Jair Antonio de Oliveira (UFPR)

1 Introdução: o Infinito debate sobre "linguagem"

Inicio este texto com as palavras de Derrida (apud BRUNETTE, P; WILLS, D. 1994, p. 21): "Quando eu escrevo a coisa mais difícil, o que me causa mais angústia, principalmente no começo, é encontrar o tom correto". Qual é o tom a ser escolhido em uma "conversa" sobre a própria conversa? Que palavras têm a condição de criar um quadro tão vívido de um diálogo que dispensam o próprio interlocutor, que nem sempre está aqui, mas acolá, no mundo, nos rastros da cultura, da sociedade, das coisas ditas e feitas; das coisas não ditas e desfeitas. O tom é sempre uma incógnita, pois não existe previamente ao uso: o tom é um "clichê", um lugar comum, mas a sua repetição aponta para o "quase-conceito" de iterabilidade (que é a condição de uma marca, de um signo, se repetir sempre, sugerindo a própria existência e, simultaneamente, por não se deixar conter por nenhum contexto ou falante, ressalta uma inevitável contradição).
Essa contradição é a garantia de que as unidades discretas de sentidos serão legitimadas e constituídas enquanto linguagem exatamente pelo fato de serem reiteradas, na escrita, na fala, ou por outros meios. Mas a intensa repetição introduz uma diferença irredutível na estrutura da marca ou do signo: "a" e "A" são as mesmas letras, embora as suas diferenças não possam ser ignoradas. Obviamente, não é uma questão ortográfica, pois duas letras: "a" e "a" também não serão completamente idênticas entre si, unificadas. Embora seja uma simplificação, a frase atribuída a Heráclito: "Ninguém se banha duas vezes na água do mesmo rio" é um exemplo do que estamos falando.
A iterabilidade faz com que as marcas ou signos não pertençam a nenhum contexto; podendo ser extraídas de um conjunto particular de circunstâncias sociais e usadas, citadas, grafadas em quaisquer outros lugares, permanecendo, de certa maneira, as mesmas, enquanto são repetidas, em princípio, ad infinitum. Nenhuma marca ou signo pode ser confinado em um contexto único, original e essa aptidão, essa força de ruptura, também assegura que o uso de uma marca ou signo em certo contexto carregue os traços dos outros contextos em que são característicos. "Não há marca ou signo que seja válido fora de um contexto, pelo contrário, somente há contextos, sem qualquer centro absoluto de ancoragem" (DERRIDA, 1991, p. 25). Essas condições não têm um caráter transcendental, nos moldes do idealismo kantiano em que as experiências humanas somente seriam possíveis a partir de um conhecimento apriorístico articulado filosoficamente. São predicados essenciais numa determinação do que é linguagem ou dos atos de fala pragmáticos (uso).
A irredutibilidade total do ato a qualquer contexto ou autor não significa que as "coisas" não estão acontecendo no mundo. Diálogos estão acontecendo, casamentos estão sendo realizados, juízes emitem sentenças, clientes compram e empresas vendem etc. O que desejamos ressaltar é que o tema "linguagem" precisa ser tratado de outra maneira: é preciso abandonar os ranços do sistema abstrato proposto pelo estruturalismo, das idéias de que a linguagem representa o mundo, que é inata ou transcendental ou que é uma espécie de "meio" que se interpõe entre o Sujeito e a realidade que os realistas vêem como transparente e os céticos como opaco. A palavra é somente "(...) um estímulo nervoso, primeiramente transposto em uma imagem! Primeira metáfora. A imagem, por sua vez, modelada em um som! Segunda metáfora (NIETZSCHE, 1983, p. 47).
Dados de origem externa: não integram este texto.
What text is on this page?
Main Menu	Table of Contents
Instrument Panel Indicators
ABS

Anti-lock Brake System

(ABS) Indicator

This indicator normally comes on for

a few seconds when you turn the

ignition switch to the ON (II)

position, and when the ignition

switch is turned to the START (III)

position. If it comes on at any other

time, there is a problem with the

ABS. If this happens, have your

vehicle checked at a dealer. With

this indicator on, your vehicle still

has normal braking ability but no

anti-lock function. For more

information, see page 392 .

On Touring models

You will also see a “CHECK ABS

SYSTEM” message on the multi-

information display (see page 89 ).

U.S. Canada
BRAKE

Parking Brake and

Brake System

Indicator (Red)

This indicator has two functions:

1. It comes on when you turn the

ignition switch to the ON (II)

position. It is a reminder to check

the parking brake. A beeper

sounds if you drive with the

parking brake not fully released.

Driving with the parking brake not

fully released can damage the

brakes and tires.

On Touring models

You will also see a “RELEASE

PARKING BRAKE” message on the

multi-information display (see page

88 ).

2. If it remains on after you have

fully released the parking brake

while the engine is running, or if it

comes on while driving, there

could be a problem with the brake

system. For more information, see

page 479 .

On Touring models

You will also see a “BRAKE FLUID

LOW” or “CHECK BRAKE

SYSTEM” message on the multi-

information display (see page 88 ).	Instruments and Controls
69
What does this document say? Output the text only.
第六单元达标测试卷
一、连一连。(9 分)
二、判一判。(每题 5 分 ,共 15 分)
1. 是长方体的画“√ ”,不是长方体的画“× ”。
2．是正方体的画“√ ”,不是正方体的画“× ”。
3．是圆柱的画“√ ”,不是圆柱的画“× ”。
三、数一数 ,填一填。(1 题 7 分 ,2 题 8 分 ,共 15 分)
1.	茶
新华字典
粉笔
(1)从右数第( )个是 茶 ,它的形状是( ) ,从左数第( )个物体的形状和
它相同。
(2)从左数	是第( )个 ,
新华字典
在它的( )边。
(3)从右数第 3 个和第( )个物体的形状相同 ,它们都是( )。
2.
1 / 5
(...) assim acontece a todos nós com a linguagem. Acreditamos saber algo das coisas mesmas, se falamos de árvores, cores, neve e flores, e no entanto não possuímos nada mais do que metáforas das coisas, que de nenhum modo correspondem às entidade de origem (Idem).

A aptidão em transformar uma imagem em conceito é uma vantagem humana em relação à linguagem dos outros animais; "uma ferramenta que se deu o caso de funcionar melhor para certos fins do que qualquer ferramenta anterior" (RORTY, 1994, p. 42). No entanto, o vocabulário feito pelos seres humanos, ao invés de nos auxiliar a resolver problemas, tem servido para criá-los, numa infindável sucessão de dicotomias apresentadas como verdadeiras questões filosóficas.
Neste aspecto, o que nos interessa, não é elaborar uma noção de linguagem – se isso é possível; mas o processo pelo qual os indivíduos estão usando as metáforas e que tipos de efeitos resultam desses usos. Trata-se de uma perspectiva sobre o uso da linguagem (Pragmática) e nesse viés, o gênero diálogo é apenas mais uma maneira que os indivíduos dispõem para construir as representações de mundo que lhes são úteis; pois como dizia Austin (1990), dizer é fazer. Com isto, priorizamos o caráter deontológico de nossas ações e entendemos que não há uma dimensão no mundo em que se possa estar livre das questões éticas. Nessa perspectiva, as idéias de Jacques Derrida, Richard Rorty e John Austin, anteriormente citadas, são vitais para que possamos encontrar o tom correto para o diálogo que estamos realizando agora, ou seja: temos que considerar as noções de iterabilidade, performatividade, contextualismo, consequêncialismo e antifundacionismo como predicados indispensáveis para uma " boa prosa" entre-viventes numa sequência temporal.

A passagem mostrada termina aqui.